Inflation is top of mind for Canadian homeowners, with 81 per cent saying in a recent survey that they are concerned about it, while 10 per cent say they are already at their financial limit and can’t handle a further rise in prices.

The survey, conducted from Aug. 19 to 21 by Leger on behalf of BNN Bloomberg and RATESDOTCA, looked at how about 950 Canadian homeowners are coping with the hottest price increases in almost four decades.

Just three days prior to the start of the survey, Statistics Canada said its consumer price index jumped 7.6 per cent year-over-year in July, which was a slight moderation from June, when CPI climbed the most since January 1983.  

The surging cost of living has pushed the Bank of Canada to rapidly increase interest rates this year, including a full-point hike in July. That has put pressure on homeowners, especially those who are renewing their mortgages or have variable-rate loans.  

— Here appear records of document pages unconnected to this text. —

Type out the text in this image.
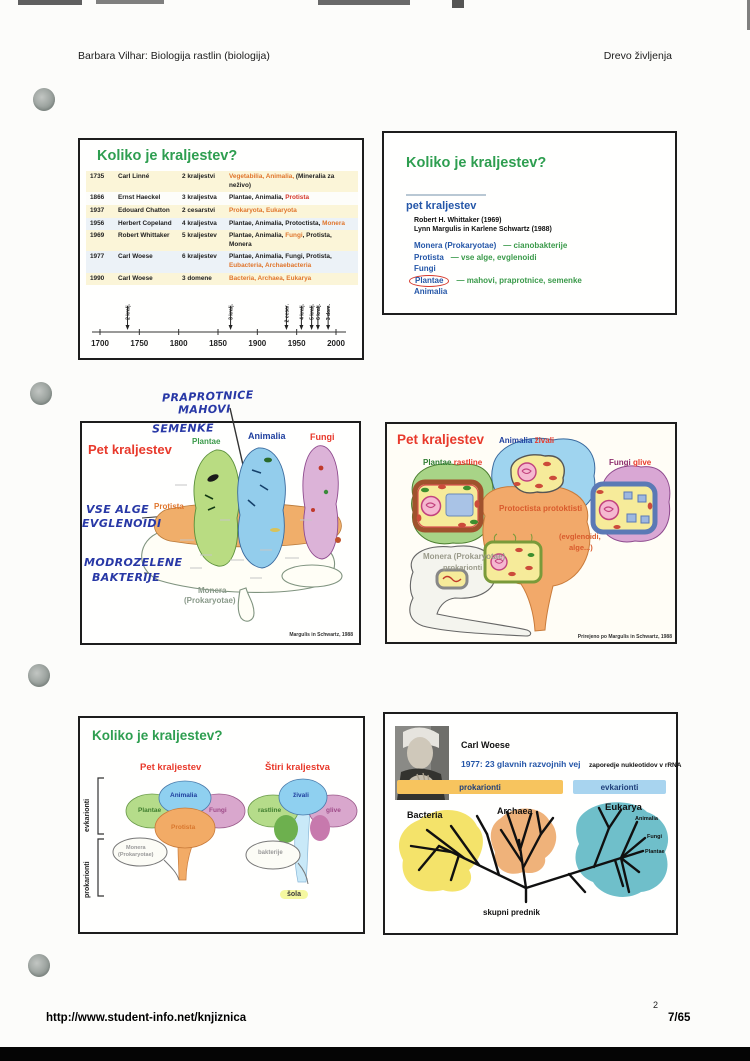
Barbara Vilhar: Biologija rastlin (biologija)	Drevo življenja
Koliko je kraljestev?
1735	Carl Linné	2 kraljestvi	Vegetabilia, Animalia, (Mineralia za neživo)
1866	Ernst Haeckel	3 kraljestva	Plantae, Animalia, Protista
1937	Edouard Chatton	2 cesarstvi	Prokaryota, Eukaryota
1956	Herbert Copeland	4 kraljestva	Plantae, Animalia, Protoctista, Monera
1969	Robert Whittaker	5 kraljestev	Plantae, Animalia, Fungi, Protista, Monera
1977	Carl Woese	6 kraljestev	Plantae, Animalia, Fungi, Protista, Eubacteria, Archaebacteria
1990	Carl Woese	3 domene	Bacteria, Archaea, Eukarya
1700	1750	1800	1850	1900	1950	2000
2 kralj.	3 kralj.	2 cesar. 4 kralj. 5 kralj. 6 kralj. 3 dom.
Koliko je kraljestev?
pet kraljestev
Robert H. Whittaker (1969)
Lynn Margulis in Karlene Schwartz (1988)
Monera (Prokaryotae) — cianobakterije
Protista — vse alge, evglenoidi
Fungi
Plantae — mahovi, praprotnice, semenke
Animalia
PRAPROTNICE
MAHOVI
SEMENKE
VSE ALGE
EVGLENOIDI
MODROZELENE
BAKTERIJE
Pet kraljestev
Plantae
Animalia	Fungi
Protista
Monera
(Prokaryotae)
Margulis in Schwartz, 1988
Pet kraljestev
Plantae rastline
Animalia živali
Fungi glive
Protoctista protoktisti
(evglenoidi,
alge...)
Monera (Prokaryotae)
prokarionti
Prirejeno po Margulis in Schwartz, 1988
Koliko je kraljestev?
Pet kraljestev	Štiri kraljestva
evkarionti
prokarionti
Animalia
Plantae	Fungi
Protista
Monera
(Prokaryotae)
živali
rastline	glive
bakterije
šola
Carl Woese
1977: 23 glavnih razvojnih vej zaporedje nukleotidov v rRNA
prokarionti	evkarionti
Bacteria	Archaea	Eukarya
Animalia
Fungi
Plantae
skupni prednik
http://www.student-info.net/knjiznica
2
7/65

The survey suggests that homeowners earning less than $60,000 annually are the most concerned about inflation (89 per cent). But even middle-class Canadians and high earners are feeling the pinch: 79 per cent of respondents earning $60,000 to $100,000 annually said they are concerned, while 77 per cent of those in the $100,000+ income bracket expressed concern.

If inflation remains at the current rate, 54 per cent of respondents said they believe they could sustain themselves financially for seven months or more, with 48 per cent of them being first-time homeowners.

Thirteen per cent of all homeowners who participated in the survey said they could sustain themselves at current inflation levels for only one to six months.  

On the other end of the spectrum, 23 per cent of homeowners said they don’t know how long they can manage under current financial pressures, and 10 per cent said they’re already at their limit.  

According to the survey, six-in-ten homeowners are taking additional measures to cope with increased costs. Forty per cent of respondents said they tapped into their savings to help pay for increased costs; 15 per cent took on extra work; 13 per cent tapped into lines of credit, credit cards, or other forms of debt; seven per cent looked for better-paying jobs; five per cent asked for a raise; and four per cent said they used a home equity line of credit. 

BNN Bloomberg has teamed up with RATESDOTCA to take the pulse of Canadians every month on key pocketbook issues as we strive to better understand how households are navigating COVID-19. This is the latest instalment in monthly special coverage.